Well, we all like top ten lists! Here are ten issues that every active ETF investor and trader needs to know.
ETFs bring several never-before opportunities to investors and traders that were just not available before to an individual investor. Today, an investor and trader has control and flexibility and can invest across the globe and in literally every asset class (bonds to commodities to currencies) with nearly the same ease as trading and investing in stocks. Unlike mutual funds, you don't have wait till the end of the day to place your trade [and most mutual funds, if not all, don't really like active investors and traders]. With ETFs, one can trade anytime during the day and the investor has control.
But since ETFs are more of recent phenomenon [in terms of popularity] and hence one needs to be aware of the pitfalls too. From my experience, here are a few things to watch out for [especially for active investors and traders]:
Costs, costs, costs - well, your profits depend on them:
One can say the costs of ETF investing and trading has three components -1. Broker commission to buy and sell, 2. Expense ratios and 3. Difference between the bid and ask. Let us go one by one -
1. Most media is fixated on ETF investing commission costs compared to mutual funds. If one is doing active trading with ETFs [or even with stocks], there are several discount brokers who offer 1$ commission fees per trade [usually per 100 shares]. It is always a good idea to average down or up in chunks and low cost discount brokers will help keep your trading costs low.
2. Regarding expense ratio, yes, it is a issue if you are holding it for long period (think years). Most ETFs have very low expense ratios which is what made them attractive in the first place. For active investors and traders this is less of an issue since the holding period is short and other issues like market and sector trends are more decisive. For instance, ILF, the Latin American ETF has returns of about 28 % year to date! Hence, expense ratios should not hold one back and one should consider expense ratios within overall perspective.
3. Regarding difference between bid and ask, yes, there can be a big difference especially for exotic ETFs. Use limit orders to get the price you want. Or trade using the popular ETF Lists located sites like
ETFSpot.com , where one can find popular ETFs. For most ETFs which trade on high volumes, the differences between bid and ask are not that substantial. But always check before you trade and definitely use limit orders.
So,yes, there are definitely cost issues with ETF investing (in comparison to mutual fund investing) but they are not as critical as media makes them out to be.
4. Volume: Always check the volume of ETF that you plan to buy or sell. Lack of trading volume does not necessarily mean lack of liquidity of the ETF but it rather means that it might take a bit of time for your trade to execute.
5. World ETFs: ETFs are god given for those who wanted to invest or trade in foreign equities. But watch out for currency effects. Check the trends of
currency or ForEx ETFs to make sure they are moving in the right direction as your investment.
6. Too much choice: Some folks say there are just too many ETFs and too much choice is bad for the investor.
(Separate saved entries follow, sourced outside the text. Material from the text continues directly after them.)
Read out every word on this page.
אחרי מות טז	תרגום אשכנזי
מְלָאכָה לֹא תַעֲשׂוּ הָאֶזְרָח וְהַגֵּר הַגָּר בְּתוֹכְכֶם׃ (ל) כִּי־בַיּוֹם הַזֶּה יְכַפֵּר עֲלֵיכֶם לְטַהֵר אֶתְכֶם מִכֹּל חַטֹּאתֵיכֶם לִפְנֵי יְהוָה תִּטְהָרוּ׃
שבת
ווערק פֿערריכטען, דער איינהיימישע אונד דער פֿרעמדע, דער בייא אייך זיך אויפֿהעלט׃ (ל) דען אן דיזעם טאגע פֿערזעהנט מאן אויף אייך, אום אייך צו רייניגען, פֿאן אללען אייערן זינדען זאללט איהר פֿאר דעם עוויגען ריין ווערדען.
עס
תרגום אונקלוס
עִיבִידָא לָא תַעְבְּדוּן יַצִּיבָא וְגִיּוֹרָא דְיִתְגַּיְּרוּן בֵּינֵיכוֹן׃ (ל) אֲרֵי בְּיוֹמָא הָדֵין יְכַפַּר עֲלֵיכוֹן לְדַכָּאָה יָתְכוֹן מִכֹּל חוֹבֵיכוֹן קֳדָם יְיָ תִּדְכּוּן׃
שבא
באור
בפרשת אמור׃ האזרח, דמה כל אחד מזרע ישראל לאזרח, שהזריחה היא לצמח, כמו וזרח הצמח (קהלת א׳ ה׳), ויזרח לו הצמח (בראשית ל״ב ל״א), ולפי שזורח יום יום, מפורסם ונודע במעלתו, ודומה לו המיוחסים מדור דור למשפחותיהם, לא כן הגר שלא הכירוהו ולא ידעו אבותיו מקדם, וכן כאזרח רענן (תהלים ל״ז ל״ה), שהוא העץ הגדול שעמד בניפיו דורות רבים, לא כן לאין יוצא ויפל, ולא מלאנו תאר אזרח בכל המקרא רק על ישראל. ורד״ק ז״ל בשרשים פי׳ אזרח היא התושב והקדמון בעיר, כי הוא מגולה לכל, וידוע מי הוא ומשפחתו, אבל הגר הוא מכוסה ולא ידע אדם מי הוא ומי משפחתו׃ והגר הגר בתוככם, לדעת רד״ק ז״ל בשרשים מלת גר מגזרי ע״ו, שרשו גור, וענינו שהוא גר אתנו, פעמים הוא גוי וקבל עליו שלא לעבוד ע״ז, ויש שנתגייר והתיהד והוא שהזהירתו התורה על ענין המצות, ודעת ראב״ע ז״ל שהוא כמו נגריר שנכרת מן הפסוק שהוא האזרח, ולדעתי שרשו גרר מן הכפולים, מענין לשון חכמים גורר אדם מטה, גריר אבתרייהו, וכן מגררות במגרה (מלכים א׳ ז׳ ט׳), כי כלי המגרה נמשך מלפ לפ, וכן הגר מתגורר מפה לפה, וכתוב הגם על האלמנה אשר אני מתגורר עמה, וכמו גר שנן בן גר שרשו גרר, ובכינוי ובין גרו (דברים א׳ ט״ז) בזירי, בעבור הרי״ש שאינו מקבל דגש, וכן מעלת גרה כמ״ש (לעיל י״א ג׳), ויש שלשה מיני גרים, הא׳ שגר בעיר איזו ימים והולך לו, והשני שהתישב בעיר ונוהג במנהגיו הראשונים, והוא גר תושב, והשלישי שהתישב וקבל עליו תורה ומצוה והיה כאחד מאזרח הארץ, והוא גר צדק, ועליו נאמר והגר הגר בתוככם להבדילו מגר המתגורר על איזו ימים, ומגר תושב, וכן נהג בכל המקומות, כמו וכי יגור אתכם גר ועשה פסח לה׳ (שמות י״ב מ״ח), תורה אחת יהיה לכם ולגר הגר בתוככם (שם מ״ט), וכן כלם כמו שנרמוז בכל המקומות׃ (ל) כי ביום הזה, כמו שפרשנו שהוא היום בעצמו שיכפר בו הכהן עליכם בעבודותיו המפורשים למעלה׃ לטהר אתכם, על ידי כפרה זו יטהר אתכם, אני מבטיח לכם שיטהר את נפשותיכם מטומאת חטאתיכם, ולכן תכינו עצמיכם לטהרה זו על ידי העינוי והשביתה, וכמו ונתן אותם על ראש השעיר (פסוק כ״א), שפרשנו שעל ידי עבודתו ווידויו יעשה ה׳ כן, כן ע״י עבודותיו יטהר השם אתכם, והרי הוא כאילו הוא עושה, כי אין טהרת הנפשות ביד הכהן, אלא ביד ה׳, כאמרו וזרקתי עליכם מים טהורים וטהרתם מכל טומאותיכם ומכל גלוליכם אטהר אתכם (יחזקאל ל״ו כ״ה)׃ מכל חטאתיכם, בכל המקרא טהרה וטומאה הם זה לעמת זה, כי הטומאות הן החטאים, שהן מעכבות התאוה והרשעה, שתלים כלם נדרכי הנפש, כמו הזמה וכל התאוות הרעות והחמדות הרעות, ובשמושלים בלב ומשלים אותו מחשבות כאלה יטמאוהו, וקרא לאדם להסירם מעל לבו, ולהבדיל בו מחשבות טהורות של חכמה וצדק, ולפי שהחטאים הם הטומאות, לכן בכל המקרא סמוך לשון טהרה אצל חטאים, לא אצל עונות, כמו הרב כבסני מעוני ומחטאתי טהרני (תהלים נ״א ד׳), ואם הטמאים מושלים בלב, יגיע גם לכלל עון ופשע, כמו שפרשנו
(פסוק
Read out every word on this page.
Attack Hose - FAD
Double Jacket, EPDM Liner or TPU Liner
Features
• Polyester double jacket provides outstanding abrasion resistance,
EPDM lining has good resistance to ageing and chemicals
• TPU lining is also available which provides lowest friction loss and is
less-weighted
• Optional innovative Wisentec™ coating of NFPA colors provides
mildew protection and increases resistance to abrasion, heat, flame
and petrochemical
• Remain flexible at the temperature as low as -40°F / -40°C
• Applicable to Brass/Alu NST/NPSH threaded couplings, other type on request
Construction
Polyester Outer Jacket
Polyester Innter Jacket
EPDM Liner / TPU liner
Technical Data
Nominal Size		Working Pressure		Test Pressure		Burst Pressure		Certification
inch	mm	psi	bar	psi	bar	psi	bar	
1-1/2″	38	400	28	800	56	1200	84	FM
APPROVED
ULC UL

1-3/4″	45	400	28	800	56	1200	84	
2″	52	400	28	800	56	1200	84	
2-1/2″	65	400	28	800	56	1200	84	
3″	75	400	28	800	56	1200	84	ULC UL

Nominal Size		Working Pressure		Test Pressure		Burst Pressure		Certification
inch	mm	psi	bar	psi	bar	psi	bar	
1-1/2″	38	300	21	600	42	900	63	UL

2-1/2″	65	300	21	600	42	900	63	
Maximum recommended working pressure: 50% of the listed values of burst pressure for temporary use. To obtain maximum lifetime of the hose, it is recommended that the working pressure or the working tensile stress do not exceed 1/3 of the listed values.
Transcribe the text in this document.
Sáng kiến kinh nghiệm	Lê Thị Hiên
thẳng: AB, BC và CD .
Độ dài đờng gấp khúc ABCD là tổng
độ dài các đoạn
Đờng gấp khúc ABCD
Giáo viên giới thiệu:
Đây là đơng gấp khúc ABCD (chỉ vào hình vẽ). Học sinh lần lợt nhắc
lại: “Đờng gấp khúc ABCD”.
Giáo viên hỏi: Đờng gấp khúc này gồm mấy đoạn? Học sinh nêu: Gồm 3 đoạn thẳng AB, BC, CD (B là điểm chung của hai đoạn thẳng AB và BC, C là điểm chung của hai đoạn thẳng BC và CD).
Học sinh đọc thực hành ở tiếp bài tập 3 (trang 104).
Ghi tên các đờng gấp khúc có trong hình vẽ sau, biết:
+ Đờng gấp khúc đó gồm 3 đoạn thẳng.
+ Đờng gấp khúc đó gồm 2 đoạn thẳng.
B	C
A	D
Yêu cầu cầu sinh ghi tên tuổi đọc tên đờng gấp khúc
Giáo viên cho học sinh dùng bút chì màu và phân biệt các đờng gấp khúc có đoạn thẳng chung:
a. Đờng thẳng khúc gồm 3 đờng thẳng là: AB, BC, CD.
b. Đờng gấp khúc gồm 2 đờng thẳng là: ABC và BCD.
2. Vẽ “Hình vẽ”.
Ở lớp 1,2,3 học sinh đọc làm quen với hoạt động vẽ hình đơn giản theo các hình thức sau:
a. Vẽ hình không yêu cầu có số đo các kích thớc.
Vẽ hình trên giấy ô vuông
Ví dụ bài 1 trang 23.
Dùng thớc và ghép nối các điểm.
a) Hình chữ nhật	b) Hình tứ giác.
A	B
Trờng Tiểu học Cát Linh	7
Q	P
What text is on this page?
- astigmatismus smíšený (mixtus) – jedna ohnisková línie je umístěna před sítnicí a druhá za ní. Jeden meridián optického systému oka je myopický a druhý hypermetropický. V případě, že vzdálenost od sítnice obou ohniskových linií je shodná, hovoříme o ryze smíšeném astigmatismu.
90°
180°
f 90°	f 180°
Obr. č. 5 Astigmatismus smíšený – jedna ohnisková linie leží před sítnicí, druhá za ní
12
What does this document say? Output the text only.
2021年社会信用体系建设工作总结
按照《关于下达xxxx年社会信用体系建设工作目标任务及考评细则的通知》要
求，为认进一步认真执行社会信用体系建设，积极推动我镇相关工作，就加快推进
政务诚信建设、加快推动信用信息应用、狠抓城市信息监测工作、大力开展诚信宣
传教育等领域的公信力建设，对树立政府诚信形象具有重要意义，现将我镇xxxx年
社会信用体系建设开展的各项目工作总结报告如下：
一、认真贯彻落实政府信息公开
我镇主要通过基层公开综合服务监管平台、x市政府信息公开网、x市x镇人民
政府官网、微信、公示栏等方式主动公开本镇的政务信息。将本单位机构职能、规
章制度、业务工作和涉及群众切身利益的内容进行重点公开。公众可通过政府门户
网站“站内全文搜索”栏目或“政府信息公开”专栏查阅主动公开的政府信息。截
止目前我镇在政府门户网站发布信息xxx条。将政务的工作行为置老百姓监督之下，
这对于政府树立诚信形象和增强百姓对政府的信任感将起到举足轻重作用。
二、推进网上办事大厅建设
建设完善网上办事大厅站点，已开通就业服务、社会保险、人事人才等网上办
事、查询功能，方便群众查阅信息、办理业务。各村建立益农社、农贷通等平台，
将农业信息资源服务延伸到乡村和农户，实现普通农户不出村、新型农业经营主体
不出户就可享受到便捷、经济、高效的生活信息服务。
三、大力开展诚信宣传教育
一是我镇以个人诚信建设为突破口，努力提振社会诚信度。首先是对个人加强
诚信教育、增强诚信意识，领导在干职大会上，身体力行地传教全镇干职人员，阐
Uh ? Too much choice means the investor or trader has to spend some time in researching them. Use various ETF information websites or wikis to learn and go top down from the
popular ETF lists to lesser known ETFs.
7. Doubling up: Yes, now there are ETFs which try to
double the returns on the index it follows. If you are sure of the market trend then it is all fine. But if one gets caught in a downdraft, simple arithmetic will show that you will need higher percentage gain to offset your losses
8. Too much trading: Yes, ETFs gives you flexibility to trade in and out during trading hours. But as with anything in life, one should always use the given control and flexibility with responsibility. Most ETFs follow indexes and sectors and they usually make decent moves over days and do not make big moves in minutes or hours. So having a bit of patience is good and always give some time for your trades to pan out (of course, always use stop loss). Using daily and weekly charts rather than intraday charts for ETFs is a good start to acheiving this goal.
9. Don't assume: Not all ETFs can track their underlying indexes well - especially the
commodity ETFs which rely on futures, derivatives, etc. So, for instance, if one is betting on oil or gold price going up, consider not just the commodity ETFs but also ETFs that invest in energy and mining company stocks [also one could bet on country ETFs like
South Africa or Australia or Canada ETFs which have substantial holdings in
materials sector]. Think outside the typical ETF sector box.
10. Analyze ETF trends for trading stocks: Coming down to it, what makes the ETFs move are the underlying index constituents [well, some folks say that the tail (ETF) wags the dog (underlying stocks)]. Most stocks move with their sector and market. At sites like ETFSpot.com, one can get view multi-charts of similar stocks [to an ETF and other way around]. If one can spot market and sector trends using technical analysis or fundamental analysis of ETFs then that makes the job of finding similar high performance stocks that much easier. As they say in real estate, it is better to buy the worst house in a good neighborhood rather than purchase the best house in a bad neighborhood.
Use ETFs to help with all your investing!